Non seulement il assume cette formule de «l'identité heureuse» qui lui a valu les railleries des sarkozystes mais il compte «en faire le fer de lance de sa campagne». «Je veux faire lever une espérance. C'est ça que j'entends par l'identité heureuse. Et je vais enfoncer le clou», a-t-il asséné dimanche sur Europe 1. Son rival veut le caricaturer en grand mou candide ? Alain Juppé accentue encore son profil de candidat «équilibré» faisant les louanges de la «modération» en politique. Sa campagne ne sera pas le «rouleau compresseur» sarkozyste. Ici, pas de punchline ni de mesure choc. Ce n'est pas non plus dans les meetings de Juppé qu'on croisera des supporteurs en transe. «Il n'existe pas un manuel du bon candidat qui dit qu'il faut cliver, faire le "blast". Il n'y a pas une seule manière de faire campagne», prévient son entourage.
A trois mois du premier tour de la primaire, le camp du maire de Bordeaux va continuer de cultiver l’image de l’homme pondéré qui a fait la clé du succès de l’ex-Premier ministre, au zénith dans l’opinion depuis deux ans et toujours largement en tête dans les intentions de vote.
«Baffes». «La position de favori est enviable et fragile, concède Gilles Boyer, son directeur de campagne. Quand on est devant, on aspire à y rester.» Pour se poser en homme qui «rassure et rassemble», Juppé promet de faire la course dans son couloir sans s'attaquer à ses concurrents. «On ne déviera pas de notre ligne et on n'ouvrira pas la boîte à baffes toutes les trois minutes», assure le député Benoist Apparu. Une posture plus facile à tenir lorsqu'on n'a pas de retard.
Juppé s'autorise à cibler les faiblesses de Sarkozy en se posant en contre-modèle. «C'est extrêmement difficile de garder son sang-froid, de garder son équilibre, a-t-il insisté sur Europe 1. C'est extrêmement facile de se précipiter aux extrêmes.» Samedi à Chatou (Yvelines), où il faisait sa rentrée, il a promis à ses partisans de ne «pas dire à chacun ce qu'il a envie d'entendre», se refusant à «instrumentaliser les peurs et à flatter les bas instincts». Quant au présupposé selon lequel le contexte post-attentats appelle un leader à poigne qui parle cash, les juppéistes misent sur l'inverse. «A la gravité du moment, il faut opposer la solidité, dégager une confiance. Il y a une crédibilité Juppé», vend Jean-Pierre Raffarin qui ne croit plus au «marketing du "j'ai changé"» servi par Sarkozy.

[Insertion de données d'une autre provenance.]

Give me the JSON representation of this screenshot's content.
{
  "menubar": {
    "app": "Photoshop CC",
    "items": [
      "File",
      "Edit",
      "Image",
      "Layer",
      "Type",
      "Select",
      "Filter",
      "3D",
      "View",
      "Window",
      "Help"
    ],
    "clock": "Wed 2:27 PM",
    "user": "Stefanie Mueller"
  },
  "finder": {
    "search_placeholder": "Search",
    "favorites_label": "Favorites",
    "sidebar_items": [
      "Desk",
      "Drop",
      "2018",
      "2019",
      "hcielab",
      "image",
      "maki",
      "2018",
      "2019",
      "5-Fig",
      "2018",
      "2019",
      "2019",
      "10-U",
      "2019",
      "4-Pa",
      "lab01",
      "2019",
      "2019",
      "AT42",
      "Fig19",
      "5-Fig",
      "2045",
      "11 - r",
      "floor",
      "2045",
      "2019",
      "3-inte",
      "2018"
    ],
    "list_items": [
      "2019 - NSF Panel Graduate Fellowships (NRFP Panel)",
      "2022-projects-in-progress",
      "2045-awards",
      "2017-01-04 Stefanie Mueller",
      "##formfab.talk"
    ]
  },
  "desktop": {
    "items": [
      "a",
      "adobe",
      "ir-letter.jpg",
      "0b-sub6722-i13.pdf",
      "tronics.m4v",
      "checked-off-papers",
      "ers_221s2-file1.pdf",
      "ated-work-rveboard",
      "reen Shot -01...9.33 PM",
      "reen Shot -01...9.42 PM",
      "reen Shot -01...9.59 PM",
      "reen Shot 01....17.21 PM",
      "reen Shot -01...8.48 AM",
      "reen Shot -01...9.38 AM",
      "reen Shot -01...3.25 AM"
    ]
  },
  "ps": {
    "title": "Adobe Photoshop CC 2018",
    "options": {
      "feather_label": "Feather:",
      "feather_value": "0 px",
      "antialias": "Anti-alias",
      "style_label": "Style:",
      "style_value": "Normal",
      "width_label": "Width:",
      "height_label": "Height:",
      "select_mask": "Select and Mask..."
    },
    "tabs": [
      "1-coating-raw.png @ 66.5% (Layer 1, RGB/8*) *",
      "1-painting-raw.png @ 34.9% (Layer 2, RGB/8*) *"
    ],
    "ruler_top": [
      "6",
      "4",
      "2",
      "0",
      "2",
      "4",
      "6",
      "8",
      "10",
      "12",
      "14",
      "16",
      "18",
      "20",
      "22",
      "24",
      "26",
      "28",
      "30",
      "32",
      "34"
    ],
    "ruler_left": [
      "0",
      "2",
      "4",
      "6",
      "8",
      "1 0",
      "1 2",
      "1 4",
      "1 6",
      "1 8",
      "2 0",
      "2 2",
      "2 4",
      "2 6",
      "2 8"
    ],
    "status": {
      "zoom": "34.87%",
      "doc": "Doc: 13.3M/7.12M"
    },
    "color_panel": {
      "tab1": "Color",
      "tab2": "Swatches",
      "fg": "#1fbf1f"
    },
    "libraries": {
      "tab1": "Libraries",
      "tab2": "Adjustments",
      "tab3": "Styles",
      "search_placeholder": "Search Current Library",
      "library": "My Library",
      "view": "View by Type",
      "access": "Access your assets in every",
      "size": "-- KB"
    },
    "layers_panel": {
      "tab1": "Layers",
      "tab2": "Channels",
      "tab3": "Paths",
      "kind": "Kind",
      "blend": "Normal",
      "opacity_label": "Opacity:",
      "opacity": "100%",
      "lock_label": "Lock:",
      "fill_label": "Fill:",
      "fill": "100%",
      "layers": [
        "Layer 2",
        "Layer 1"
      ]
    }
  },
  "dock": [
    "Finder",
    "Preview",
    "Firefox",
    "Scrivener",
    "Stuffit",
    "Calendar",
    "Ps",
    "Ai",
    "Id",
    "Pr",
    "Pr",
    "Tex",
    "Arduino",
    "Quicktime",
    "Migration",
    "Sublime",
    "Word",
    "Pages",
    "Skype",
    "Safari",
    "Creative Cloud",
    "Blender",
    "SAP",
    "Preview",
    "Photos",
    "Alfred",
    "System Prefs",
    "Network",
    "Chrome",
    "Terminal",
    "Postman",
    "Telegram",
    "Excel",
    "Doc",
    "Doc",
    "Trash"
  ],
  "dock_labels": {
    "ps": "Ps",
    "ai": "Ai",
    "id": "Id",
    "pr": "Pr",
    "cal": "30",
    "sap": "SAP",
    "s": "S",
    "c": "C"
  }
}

«Voix». A Chatou, Juppé a développé l'idée de son pacte entre la République et les représentants de l'islam, mais il a aussi parlé éducation, violences faites aux femmes, écologie et innovation. Refusant de se cantonner aux thèmes identitaires, tout en prouvant qu'il n'est pas le moins droitier sur le reste. «On peut être modéré dans les propos et ferme sur les propositions, tranche Boyer. Une campagne ne se joue pas aux décibels mais au nombre de voix.» Parler mezzo voce quand le camp d'en face pousse le volume à fond est tout le pari.